Cgil, Bosio: ‘in aumento gli infortuni sul lavoro’. Sono oltre 1200 le denunce all’Inail

La Cgil, attraverso le parole di Massimiliano Bosio responsabile della sicurezza, punta il dito contro l’escalation di incidenti sul lavoro, alla viglia della festa del primo maggio. Questo dopo quanto accaduto a un operaio di Salvirola, caduto mentre si trovava, solo, in uno stabilimento. È intervenuto l’elisoccorso che lo ha trasportato all’ospedale di Crema. “Sono ancora da accertare le cause e le dinamiche - riferisce Bosio -  e a questo penseranno le forze dell’ordine e l’Ats.
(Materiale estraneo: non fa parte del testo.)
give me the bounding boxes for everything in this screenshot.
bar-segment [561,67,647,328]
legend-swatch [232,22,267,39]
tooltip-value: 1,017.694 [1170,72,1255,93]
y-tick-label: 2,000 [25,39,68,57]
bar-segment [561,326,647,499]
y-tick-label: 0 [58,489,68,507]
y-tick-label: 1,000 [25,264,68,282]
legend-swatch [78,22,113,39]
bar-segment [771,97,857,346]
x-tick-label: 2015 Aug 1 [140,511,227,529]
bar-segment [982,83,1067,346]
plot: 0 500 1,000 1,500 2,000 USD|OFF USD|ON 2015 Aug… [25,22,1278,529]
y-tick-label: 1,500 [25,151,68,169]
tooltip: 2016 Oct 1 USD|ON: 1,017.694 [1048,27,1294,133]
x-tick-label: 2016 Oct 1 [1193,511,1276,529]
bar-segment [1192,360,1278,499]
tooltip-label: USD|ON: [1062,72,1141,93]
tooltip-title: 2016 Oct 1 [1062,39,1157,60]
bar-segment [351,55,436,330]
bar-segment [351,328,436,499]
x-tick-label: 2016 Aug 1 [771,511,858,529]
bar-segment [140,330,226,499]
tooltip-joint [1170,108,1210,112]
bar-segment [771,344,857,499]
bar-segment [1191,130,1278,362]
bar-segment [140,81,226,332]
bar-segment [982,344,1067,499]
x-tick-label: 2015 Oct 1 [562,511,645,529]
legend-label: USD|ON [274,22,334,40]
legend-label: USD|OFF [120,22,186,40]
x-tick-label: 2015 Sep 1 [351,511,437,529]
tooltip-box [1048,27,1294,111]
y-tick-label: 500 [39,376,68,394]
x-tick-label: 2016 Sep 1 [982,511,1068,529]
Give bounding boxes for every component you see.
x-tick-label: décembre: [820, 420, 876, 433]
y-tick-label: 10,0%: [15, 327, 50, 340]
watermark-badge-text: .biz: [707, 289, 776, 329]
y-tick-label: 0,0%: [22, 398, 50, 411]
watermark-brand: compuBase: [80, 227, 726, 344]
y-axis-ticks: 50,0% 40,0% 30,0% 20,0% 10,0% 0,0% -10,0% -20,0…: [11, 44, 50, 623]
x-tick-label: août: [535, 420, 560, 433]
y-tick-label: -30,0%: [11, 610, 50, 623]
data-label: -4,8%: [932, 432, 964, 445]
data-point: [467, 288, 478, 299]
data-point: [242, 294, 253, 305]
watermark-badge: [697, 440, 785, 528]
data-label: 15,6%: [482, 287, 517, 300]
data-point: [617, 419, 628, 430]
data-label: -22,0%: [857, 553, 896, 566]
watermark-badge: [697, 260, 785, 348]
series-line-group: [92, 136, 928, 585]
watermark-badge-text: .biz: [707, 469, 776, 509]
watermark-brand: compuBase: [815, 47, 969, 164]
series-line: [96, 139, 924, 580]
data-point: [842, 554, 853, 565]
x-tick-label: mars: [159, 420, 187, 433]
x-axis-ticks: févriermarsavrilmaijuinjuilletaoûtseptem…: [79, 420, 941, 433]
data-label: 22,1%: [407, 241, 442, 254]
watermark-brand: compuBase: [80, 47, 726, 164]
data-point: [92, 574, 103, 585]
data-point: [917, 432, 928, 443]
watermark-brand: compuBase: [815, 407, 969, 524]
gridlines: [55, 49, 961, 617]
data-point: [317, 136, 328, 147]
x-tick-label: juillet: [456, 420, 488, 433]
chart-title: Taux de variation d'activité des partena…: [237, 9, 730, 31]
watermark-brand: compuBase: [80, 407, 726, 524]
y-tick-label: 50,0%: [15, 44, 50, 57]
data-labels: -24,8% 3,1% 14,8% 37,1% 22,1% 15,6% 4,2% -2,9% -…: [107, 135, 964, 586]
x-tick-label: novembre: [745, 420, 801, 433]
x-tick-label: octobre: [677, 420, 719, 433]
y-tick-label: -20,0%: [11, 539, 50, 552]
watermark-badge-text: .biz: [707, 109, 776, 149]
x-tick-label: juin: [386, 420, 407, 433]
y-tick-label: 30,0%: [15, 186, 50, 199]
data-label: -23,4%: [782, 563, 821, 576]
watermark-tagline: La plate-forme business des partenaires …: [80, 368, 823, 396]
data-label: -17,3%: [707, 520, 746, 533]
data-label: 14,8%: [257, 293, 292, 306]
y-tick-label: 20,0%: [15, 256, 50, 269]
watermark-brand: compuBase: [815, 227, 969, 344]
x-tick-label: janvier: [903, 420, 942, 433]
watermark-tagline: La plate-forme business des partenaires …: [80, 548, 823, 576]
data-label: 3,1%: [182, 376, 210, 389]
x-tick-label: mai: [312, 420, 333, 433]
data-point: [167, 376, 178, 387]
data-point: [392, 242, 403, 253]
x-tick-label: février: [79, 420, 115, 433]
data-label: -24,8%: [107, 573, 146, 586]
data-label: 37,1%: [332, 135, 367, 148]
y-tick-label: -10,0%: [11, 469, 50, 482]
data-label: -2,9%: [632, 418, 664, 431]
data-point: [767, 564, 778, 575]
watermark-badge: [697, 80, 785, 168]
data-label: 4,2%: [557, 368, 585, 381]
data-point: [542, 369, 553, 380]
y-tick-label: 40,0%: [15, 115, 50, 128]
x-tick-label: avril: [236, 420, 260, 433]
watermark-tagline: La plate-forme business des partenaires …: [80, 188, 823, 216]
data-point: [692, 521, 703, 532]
Tuttavia non possiamo non ricordare gli allarmanti dati sugli infortuni sul lavoro che hanno portano, ogni anno, una vera e propria strage.

 

Dati in aumento

Le denunce di infortunio sul lavoro presentate all’Inail entro lo scorso mese di febbraio sono state 121.994, in aumento del 47,6 per cento rispetto alle 82.634 del primo bimestre del 2021 e del 26,4 per cento rispetto alle 96.549 del periodo gennaio-febbraio 2020. Di queste, 114 hanno avuto esito mortale, in aumento del 9,6 per cento, 10 in più rispetto alle 104 registrate nel primo bimestre del 2021 e sei in più rispetto alle 108 del periodo gennaio-febbraio 2020. Questi dati non devono e non possono lasciarci indifferenti, tantomeno diventare abitudine. 

 

‘Impegno delle istituzioni’

“Cgil - prosegue Bosio - considera la sicurezza sul lavoro un diritto fondamentale e pretende si faccia tutto il necessario per garantire un lavoro sano e sicuro. C’è bisogno di seri investimenti in sicurezza e prevenzione, di cui oggi tanto si parla, ma poco si attua concretamente, un impegno concreto per una formazione continua e adeguata ai cicli produttivi. Chiediamo, inoltre, un forte impegno da parte di tutte le istituzioni perché il tema della sicurezza e della prevenzione nei luoghi di lavoro sia prioritario nella agenda politica e vi sia un adeguato stanziamento di risorse economiche e di personale”.